Schnell erklärt: Warum verschenkte der byzantinische Kaiser zwei Rehe?


Schnell erklärt: Warum verschenkte der Byzantinische Kaiser zwei Rehe?

Im Jahr 968 schickte Kaiser Otto der Große den Bischof Luitprand von Cremona auf eine wichtige diplomatische Mission an den Hof des byzantinischen Kaisers Nikephoros II. Phokas: Luitprand sollte eine byzantinische Prinzessin als Braut für den Sohn Ottos des Großen finden.

Doch Luitprand kehrte ohne Braut zurück. Dafür hatte er zwei Rehe als Geschenk des byzantinischen Kaisers für Otto den Großen dabei. Was war passiert?


Luitprand von Cremona am Hof des byzantinischen Kaisers

Luitprand von Cremona war 968 nicht das erste Mal in Byzanz. Er hatte bereits 949/950 im Auftrag König Berengars von Italien eine Gesandtschaftsreise an den Kaiserhof unternommen. Dank seines Wissens über den byzantinischen Hof und seiner guten Griechischkenntnisse war Luitprand deshalb perfekt geeignet, um für Ottos Sohn auf Brautschau nach Byzanz zu reisen.

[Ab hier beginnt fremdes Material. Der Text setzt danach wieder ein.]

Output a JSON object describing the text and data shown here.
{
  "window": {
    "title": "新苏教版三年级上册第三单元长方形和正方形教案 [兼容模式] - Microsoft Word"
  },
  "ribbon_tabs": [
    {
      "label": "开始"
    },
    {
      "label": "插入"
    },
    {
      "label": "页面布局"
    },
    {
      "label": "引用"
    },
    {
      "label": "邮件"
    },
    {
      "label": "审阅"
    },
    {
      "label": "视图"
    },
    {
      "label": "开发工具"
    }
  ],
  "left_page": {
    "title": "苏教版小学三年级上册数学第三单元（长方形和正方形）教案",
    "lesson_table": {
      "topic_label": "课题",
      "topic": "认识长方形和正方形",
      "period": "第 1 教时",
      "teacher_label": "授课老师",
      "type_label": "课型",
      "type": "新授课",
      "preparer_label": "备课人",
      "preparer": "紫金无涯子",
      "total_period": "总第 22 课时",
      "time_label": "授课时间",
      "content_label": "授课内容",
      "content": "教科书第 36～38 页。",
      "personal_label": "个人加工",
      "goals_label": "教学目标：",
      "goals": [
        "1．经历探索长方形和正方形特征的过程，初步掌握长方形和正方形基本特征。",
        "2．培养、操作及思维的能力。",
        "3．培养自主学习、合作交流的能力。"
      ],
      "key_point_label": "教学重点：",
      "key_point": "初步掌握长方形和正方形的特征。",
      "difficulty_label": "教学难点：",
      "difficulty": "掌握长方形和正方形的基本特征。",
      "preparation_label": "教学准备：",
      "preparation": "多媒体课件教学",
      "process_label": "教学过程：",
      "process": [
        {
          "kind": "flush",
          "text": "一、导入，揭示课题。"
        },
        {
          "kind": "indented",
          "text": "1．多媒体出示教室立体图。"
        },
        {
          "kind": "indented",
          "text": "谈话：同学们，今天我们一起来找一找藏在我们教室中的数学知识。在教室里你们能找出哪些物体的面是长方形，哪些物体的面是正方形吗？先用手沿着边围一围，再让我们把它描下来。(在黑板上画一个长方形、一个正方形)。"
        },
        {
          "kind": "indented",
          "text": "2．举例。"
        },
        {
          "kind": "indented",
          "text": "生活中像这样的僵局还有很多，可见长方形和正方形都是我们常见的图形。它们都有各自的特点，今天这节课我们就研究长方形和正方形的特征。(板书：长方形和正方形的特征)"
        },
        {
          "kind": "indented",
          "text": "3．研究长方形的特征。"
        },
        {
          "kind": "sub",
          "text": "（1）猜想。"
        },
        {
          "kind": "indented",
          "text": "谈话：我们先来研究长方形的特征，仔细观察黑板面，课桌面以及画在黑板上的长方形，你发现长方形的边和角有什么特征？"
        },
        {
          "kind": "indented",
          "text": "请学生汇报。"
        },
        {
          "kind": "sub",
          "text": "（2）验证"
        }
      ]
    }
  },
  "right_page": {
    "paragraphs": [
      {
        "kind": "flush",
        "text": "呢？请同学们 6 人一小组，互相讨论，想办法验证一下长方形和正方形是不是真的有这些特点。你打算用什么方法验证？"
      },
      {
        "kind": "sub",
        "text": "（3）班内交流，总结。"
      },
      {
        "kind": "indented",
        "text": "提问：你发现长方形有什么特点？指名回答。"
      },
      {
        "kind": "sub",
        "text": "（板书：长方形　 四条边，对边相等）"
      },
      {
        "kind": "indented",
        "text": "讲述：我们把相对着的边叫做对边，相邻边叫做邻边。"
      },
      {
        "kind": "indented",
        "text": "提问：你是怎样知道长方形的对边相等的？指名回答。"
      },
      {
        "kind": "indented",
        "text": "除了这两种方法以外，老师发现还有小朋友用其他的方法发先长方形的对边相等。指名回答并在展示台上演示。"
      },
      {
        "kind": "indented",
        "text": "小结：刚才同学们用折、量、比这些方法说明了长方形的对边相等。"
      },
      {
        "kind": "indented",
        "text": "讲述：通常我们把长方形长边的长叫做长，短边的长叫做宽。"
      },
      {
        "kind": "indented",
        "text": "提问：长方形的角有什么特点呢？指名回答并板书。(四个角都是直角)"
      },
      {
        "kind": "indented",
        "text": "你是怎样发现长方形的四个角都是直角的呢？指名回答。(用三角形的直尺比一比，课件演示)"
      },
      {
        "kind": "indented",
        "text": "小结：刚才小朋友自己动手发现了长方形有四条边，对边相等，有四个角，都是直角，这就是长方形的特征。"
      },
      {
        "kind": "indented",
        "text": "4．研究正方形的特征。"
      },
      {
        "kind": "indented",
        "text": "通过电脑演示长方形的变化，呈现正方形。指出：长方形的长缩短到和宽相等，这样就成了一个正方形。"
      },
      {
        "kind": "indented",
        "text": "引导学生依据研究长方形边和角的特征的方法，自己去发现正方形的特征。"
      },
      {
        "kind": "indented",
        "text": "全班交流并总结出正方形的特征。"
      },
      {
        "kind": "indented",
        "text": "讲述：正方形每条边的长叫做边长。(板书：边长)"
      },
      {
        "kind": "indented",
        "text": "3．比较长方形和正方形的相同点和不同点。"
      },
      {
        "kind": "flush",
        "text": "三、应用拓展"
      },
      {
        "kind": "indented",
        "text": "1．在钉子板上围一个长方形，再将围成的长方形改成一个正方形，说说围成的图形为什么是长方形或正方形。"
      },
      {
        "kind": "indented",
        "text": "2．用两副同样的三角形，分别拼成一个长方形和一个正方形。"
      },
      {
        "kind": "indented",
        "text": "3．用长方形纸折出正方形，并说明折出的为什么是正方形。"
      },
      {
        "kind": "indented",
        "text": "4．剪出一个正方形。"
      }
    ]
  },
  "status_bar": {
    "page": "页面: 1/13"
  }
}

In Byzanz herrscht damals Nikephoros II. Phokas - und der hält sich für den alleinigen und einzigen römischen Kaiser. Für Otto den Großen, der für sich ebenfalls den Rang eines Kaiser beanspruchte, hatte Nikephoros nur Spott übrig. Entsprechend enttäuschend verläuft der Aufenthalt Luitprands in Byzanz.

Die Byzantiner nutzen jeder Gelgenheit, um Luitprand demonstrativ zu beleidigen und zu erniedrigen. Bei Tisch erhält er einen schlechten Sitzplatz, Empfang und Verabschiedung verlaufen ebenfalls demütigend für Luitprand. Und auch die Rehe als Geschenk sind eine weiter Beleidigung Kaiser Ottos und Luitprands.

Die Bedeutung des kaiserlichen Geschenks

Denn Geschenke waren im Mittelalter auch immer ein Zeichen des Verhältnisses zwischen Schenkendem und Beschenkten. Gute Beziehungen wurden durch entsprechende Geschenke ausgedrückt. Doch auch bewusste Provokationen waren durch die Übergabe von Geschenken möglich - wie im Fall der Rehe.

Luitprand hatte in einem Gespräch am byzantinischen Hof nämlich angedeutet, dass wilde Esel ein sehr interessantes Geschenk für Kaiser Otto den Großen wären, da es diese Tiere in Sachsen nicht gebe.

Als Luitprand dann zwei Rehe erhält - also Tiere, die in Sachsen damals alles andere als selten waren - brüskierte der byzantinische Kaiser auf subtile Art den Gesandten Ottos und zeigte, welch niedrigen Rang er Kaiser Otto zuerkennt.

Wer mehr zur Funktion von Geschenken im Mittelalter erfahren möchte, dem sei die Lektüre von Gerd Althoff: Verwandte, Freunde und Getreue: Zum politischen Stellenwert der Gruppenbindung im frühen Mittelalter, Darmstadt 1990 ans Herz gelegt!